The second bill would stop any New York State Medical Treatment Guideline which was adopted by the Workers Compensation Board from being applicable to injured which happened before the guideline for treatment was adopted by the Workers Compensation Board. These guidelines which were adopted in 2009 after a process of review between business and labor medical advisory committee and public input that took three years. Through these guidelines, standards of care and medical treatments were identified for the purpose of being effective and appropriate for treating workers injuries.

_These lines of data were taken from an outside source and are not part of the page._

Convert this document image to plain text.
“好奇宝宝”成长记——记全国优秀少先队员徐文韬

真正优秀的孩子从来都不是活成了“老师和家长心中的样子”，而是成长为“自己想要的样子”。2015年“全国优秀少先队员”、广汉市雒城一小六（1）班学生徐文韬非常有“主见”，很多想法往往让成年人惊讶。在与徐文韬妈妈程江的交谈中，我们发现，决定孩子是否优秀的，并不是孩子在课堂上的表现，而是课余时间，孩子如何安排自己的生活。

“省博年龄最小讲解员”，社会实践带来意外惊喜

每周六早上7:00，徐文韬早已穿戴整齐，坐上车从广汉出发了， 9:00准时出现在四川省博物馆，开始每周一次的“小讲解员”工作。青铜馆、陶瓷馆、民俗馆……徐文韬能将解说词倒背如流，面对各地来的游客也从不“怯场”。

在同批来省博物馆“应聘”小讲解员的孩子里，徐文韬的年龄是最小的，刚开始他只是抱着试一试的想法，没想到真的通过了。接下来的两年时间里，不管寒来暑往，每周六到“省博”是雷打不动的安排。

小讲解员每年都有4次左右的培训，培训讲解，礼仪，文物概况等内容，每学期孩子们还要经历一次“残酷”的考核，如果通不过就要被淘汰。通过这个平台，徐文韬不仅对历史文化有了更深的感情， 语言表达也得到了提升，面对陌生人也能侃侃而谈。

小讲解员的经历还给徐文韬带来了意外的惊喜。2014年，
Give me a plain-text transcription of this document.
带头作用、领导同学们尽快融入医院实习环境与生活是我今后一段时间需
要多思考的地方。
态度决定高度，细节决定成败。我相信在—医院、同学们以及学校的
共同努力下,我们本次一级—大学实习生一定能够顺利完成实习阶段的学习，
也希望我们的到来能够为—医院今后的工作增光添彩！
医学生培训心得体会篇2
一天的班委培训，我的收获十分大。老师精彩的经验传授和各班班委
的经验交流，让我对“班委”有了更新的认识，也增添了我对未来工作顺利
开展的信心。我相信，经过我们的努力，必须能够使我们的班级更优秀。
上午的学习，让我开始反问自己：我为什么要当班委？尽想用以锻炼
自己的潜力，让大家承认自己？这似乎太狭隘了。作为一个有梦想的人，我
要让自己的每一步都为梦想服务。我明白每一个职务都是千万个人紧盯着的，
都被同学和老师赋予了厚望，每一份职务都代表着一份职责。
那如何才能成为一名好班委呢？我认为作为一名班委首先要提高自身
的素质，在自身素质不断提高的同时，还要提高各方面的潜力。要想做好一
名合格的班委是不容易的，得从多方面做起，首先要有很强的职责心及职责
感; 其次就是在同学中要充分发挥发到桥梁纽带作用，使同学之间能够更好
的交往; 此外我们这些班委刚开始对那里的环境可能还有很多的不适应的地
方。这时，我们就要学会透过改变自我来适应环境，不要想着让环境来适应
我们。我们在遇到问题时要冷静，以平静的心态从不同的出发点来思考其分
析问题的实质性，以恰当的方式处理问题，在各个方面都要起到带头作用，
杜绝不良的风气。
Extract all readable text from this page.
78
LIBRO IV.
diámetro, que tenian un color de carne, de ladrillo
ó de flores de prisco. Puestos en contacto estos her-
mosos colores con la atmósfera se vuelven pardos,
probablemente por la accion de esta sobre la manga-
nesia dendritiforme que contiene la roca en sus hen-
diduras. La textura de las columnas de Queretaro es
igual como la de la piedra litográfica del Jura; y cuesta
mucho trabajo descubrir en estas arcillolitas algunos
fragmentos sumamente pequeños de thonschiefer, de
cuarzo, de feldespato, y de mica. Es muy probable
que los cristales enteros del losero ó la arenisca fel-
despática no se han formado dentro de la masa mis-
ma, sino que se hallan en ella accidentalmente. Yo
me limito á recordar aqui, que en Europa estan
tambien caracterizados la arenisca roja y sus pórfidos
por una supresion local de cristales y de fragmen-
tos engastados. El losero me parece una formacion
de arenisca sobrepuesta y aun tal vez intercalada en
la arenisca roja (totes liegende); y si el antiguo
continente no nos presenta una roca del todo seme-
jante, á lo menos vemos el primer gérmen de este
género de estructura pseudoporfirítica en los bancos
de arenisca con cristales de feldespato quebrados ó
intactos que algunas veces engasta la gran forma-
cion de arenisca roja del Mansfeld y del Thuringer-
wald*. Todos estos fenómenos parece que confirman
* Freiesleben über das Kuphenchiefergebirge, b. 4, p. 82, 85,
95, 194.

No matter how the two bills fare in legislation, the truth remains that workers compensation rates are still rising in New York. The higher costs are driven by the increases in maximum benefits that go along with the state’s average weekly wage increase and the slow pace of key system reform tactics. In October 2011, the New York State Insurance Department gave their approval for an average rate increase of 9.1 percent just after a 2010 increase of 7.7 percent.
Between the years of 2009 and 2012, workers compensation rates have increased roughly 32.9 percent. Employers are now paying 50 percent more of their compensation payments in assessments in order to fund the compensation system than they did just three years ago. This has had a negative impact on the ability for New York-based businesses to create new private-sector jobs.